The Friday Speed Read
Back in the dark, misty days of 1988, a time long before the internet, electricity and the Jenner sisters, Canadian indie band Barenaked Ladies released a song on CD (you may need to Google what these are) entitled “If I had a Million Dollars”. It’s a nice song in which a nice Canadian singer sings about what nice things he’d buy his presumably nice and definitely Canadian girlfriend if he had a million Canadian dollars (£592,015.88). It even has an accordion on it. Nice. Anyway, this week Theresa May released her own version of the song (she didn’t) called “If I had a Billion Pounds Sterling”. It features lots of flutes, some phat beats and a single lyric that goes “I’d give it to the DUP to ensure that I can command a slender majority in the House of Commons”.
The line doesn’t scan but TM the PM waves away such petty criticism. Haters gonna hate, she said (she didn’t) in the Commons on Tuesday.
All of which is a very silly way of saying that this week saw the signing of the formal agreement between The Conservatives and the DUP that obliges their 10 MPs to support the government in votes during the lifetime of this Parliament. These 10 DUP votes give TM the PM a majority of 6. Which is tiny. But enough to govern effectively. Just.
The cost of this deal was a cool £1,000,000,000, an amount that TM the PM has promised to spend in Northern Ireland in the next few years.
For the record, other things you could buy for a billion pounds sterling include: 117,647,058 copies of Brooklyn Beckham’s new book of photography “What i see”; 40 four-bedroom townhouses in Mayfair; 10 Cristiano Ronaldos or 400,000,000 blocks of Cathedral City Extra Mature Cheddar (350g) currently on special in Tesco.
After a few weeks of near-homogenised front pages, the UK press reverted to more typically diverse themes in the past five days. The Daily Mail spent the week musing on two of its favourite topics: the peskiness of human rights legislation and, of course, the British Royal Family with a serialisation of a new “explosive” biography of Camilla, Duchess of Cornwall. Here’s a brief snippet:
Camilla was in her early teens when she discovered boys. It was all perfectly innocent, but the Pony Club dances she went to in Lewes town hall suddenly became way more exciting
Yep. That’s the text. Nothing more to be said.
Still on the royal theme, The Queen was given an 8% pay rise with the Sovereign Grant paid to her annually rising to £82.2 million from 2018. This news was reported factually by the press, and to be fair, this money doesn’t simply get stashed in the royal handbag, but online there was a lot of anger, particularly from public service workers (including the fire crews that attended Grenfell Tower) who still have a 1% cap placed upon their salaries. For a moment in the week it appeared that the government was planning to remove this cap but then quickly said that it wouldn’t be. All very 2017.
Many papers reported that the body of Spanish surrealist artist Salvador Dali is to be exhumed in order to settle a paternity claim by a TV fortune teller and every paper gleefully covered the story that faecal matter has been found in ice used by Costa, Caffe Nero and Starbucks. Missed headline opportunities included: “Make mine a crappuccino”.

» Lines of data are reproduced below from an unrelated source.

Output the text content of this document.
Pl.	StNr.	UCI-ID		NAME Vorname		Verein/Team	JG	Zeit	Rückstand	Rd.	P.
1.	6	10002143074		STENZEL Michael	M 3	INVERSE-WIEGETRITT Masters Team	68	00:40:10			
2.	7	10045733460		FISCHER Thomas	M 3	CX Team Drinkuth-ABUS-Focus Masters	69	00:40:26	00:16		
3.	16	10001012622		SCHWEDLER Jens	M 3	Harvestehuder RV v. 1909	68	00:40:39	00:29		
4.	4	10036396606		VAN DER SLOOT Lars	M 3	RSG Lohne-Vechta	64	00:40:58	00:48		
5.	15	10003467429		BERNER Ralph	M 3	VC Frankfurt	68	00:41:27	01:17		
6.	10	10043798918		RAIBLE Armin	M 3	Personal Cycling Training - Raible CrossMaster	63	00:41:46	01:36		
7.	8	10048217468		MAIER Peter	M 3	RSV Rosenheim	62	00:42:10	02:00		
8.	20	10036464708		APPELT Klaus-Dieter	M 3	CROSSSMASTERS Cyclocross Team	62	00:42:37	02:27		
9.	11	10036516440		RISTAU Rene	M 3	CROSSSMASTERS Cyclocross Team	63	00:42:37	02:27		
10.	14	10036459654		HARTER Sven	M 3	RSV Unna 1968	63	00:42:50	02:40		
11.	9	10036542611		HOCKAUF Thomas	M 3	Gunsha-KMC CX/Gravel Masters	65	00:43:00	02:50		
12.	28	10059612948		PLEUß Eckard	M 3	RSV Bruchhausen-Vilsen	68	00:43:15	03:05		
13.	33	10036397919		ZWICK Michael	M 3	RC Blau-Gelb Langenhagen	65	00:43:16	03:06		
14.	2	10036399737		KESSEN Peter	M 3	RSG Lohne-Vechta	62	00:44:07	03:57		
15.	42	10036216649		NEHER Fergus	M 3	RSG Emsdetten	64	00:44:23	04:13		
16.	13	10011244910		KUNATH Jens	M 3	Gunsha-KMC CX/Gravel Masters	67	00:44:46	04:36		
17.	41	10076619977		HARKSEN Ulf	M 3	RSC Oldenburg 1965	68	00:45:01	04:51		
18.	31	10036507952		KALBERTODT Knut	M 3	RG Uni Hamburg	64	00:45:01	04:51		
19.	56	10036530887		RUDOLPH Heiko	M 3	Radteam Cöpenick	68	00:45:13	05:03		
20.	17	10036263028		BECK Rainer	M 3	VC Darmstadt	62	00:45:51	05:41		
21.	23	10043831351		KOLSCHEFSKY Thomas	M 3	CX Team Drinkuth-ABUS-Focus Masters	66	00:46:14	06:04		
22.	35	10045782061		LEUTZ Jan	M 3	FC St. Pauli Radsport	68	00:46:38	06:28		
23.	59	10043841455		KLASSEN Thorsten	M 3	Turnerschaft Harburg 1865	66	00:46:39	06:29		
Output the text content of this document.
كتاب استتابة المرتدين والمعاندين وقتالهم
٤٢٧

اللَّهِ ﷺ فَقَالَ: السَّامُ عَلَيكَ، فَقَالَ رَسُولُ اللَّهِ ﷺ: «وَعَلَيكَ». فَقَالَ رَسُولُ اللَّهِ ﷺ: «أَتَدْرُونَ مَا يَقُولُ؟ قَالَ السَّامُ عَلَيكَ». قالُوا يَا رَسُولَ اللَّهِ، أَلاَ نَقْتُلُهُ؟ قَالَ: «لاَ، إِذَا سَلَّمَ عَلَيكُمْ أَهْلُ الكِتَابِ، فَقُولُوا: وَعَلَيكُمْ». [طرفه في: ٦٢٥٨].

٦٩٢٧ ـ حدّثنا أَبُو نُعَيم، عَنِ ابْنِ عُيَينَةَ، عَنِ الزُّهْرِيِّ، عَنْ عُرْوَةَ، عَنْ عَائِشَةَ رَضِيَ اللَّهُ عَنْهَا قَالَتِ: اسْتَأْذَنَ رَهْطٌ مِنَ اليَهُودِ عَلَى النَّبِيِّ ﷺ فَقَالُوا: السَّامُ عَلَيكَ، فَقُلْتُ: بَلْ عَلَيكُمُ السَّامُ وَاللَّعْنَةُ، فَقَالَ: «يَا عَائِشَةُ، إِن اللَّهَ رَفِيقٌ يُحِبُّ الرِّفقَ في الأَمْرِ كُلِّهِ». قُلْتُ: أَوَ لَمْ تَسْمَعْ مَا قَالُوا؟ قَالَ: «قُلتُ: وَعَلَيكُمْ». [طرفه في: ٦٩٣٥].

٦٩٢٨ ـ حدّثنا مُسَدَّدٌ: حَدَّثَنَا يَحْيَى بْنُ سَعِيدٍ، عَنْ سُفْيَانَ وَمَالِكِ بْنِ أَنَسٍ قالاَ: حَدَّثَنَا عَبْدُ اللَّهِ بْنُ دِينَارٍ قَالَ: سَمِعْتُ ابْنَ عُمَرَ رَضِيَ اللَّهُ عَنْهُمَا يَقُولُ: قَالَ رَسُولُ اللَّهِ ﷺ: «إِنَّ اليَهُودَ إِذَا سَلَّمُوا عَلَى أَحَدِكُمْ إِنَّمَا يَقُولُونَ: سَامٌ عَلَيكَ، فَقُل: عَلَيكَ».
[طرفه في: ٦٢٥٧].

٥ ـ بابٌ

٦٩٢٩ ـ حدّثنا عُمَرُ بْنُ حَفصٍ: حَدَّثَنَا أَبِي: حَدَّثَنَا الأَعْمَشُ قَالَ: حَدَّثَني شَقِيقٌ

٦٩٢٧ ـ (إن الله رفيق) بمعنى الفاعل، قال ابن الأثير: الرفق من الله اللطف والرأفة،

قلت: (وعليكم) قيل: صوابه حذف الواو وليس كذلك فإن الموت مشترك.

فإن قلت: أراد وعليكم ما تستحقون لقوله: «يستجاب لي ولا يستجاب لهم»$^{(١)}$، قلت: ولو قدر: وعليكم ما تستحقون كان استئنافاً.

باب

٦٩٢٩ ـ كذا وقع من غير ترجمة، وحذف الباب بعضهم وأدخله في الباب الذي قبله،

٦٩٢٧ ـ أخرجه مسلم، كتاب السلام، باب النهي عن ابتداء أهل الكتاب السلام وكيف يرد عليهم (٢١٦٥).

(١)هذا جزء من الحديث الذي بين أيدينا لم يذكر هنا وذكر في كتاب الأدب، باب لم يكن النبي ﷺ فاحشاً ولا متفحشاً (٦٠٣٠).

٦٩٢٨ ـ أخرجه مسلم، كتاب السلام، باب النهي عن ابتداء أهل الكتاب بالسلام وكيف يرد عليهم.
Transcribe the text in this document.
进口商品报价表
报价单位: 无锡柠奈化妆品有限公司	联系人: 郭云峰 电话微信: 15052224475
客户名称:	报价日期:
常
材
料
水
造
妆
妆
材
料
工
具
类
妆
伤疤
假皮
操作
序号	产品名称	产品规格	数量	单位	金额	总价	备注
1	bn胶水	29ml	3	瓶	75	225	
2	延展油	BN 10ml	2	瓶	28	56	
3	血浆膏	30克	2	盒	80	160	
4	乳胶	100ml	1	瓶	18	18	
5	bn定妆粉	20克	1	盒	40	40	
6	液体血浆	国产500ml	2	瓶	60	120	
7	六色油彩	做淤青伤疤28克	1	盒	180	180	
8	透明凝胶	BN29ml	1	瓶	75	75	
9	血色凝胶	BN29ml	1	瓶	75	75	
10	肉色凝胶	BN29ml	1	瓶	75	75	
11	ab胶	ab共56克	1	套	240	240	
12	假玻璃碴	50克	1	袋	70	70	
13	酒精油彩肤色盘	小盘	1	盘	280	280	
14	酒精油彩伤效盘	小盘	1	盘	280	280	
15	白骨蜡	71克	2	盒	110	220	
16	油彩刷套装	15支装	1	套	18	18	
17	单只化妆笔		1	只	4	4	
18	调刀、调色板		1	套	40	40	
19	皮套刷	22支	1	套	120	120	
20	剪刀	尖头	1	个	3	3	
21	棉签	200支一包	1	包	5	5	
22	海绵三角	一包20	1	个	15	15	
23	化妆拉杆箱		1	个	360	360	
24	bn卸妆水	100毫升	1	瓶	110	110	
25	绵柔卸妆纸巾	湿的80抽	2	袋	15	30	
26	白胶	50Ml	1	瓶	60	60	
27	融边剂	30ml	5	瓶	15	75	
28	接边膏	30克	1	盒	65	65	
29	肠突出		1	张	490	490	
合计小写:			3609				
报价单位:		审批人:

The Sun celebrated Wednesday with a large photograph of a couple enthusiastically ‘in flagrante delicto’ aboard a fire engine – the headline: “Hose that Girl?” (2/10. Improvement needed)- while Channel 4 News’ Jon Snow took a lot of flak for supposedly saying something unprintable about the Tories while posing for a photograph at last weekend’s Glastonbury Festival.
In far more serious matters, further flammable cladding was found on tower blocks around the country and Kensington and Chelsea Council banned non-council members from its first meeting since the fire, a ban that was partially lifted for journalists after an application to the High Court. The meeting began but was then adjourned and many, many people are very angry, claiming that a cover-up is underway. Also this week, the Crown Prosecution Service announced that 28 years after 96 people died in the Hillsborough disaster, 6 people will be tried for manslaughter.
In the US, Trump’s travel ban was partially reinstated but let’s not talk about that and yesterday in the Commons, Jeremy Corbyn, still buzzing after headlining the Pyramid Stage at Glatso, celebrated a new era of Labour Party unity by sacking three of his frontbenchers after they defied his instruction to abstain in a vote for a Queen’s speech amendment calling for Britain to stay in the EU customs union.
Elsewhere, the iPhone celebrated its 10th birthday with a party that lasted for considerably less than a day because no one had their charger with them.
Finally, and sadly, Michael Bond, creator of Paddington Bear died this week aged 91. Bond’s Paddington stories were filled with humour, pathos and a sheer loveliness that, despite being about the adventures of a bear in a duffle coat, spoke to the very best of all of us. For those old enough to remember the television version of Paddington then the music, stop-frame animation and Michael Horden’s narration is the stuff of which our childhoods were made.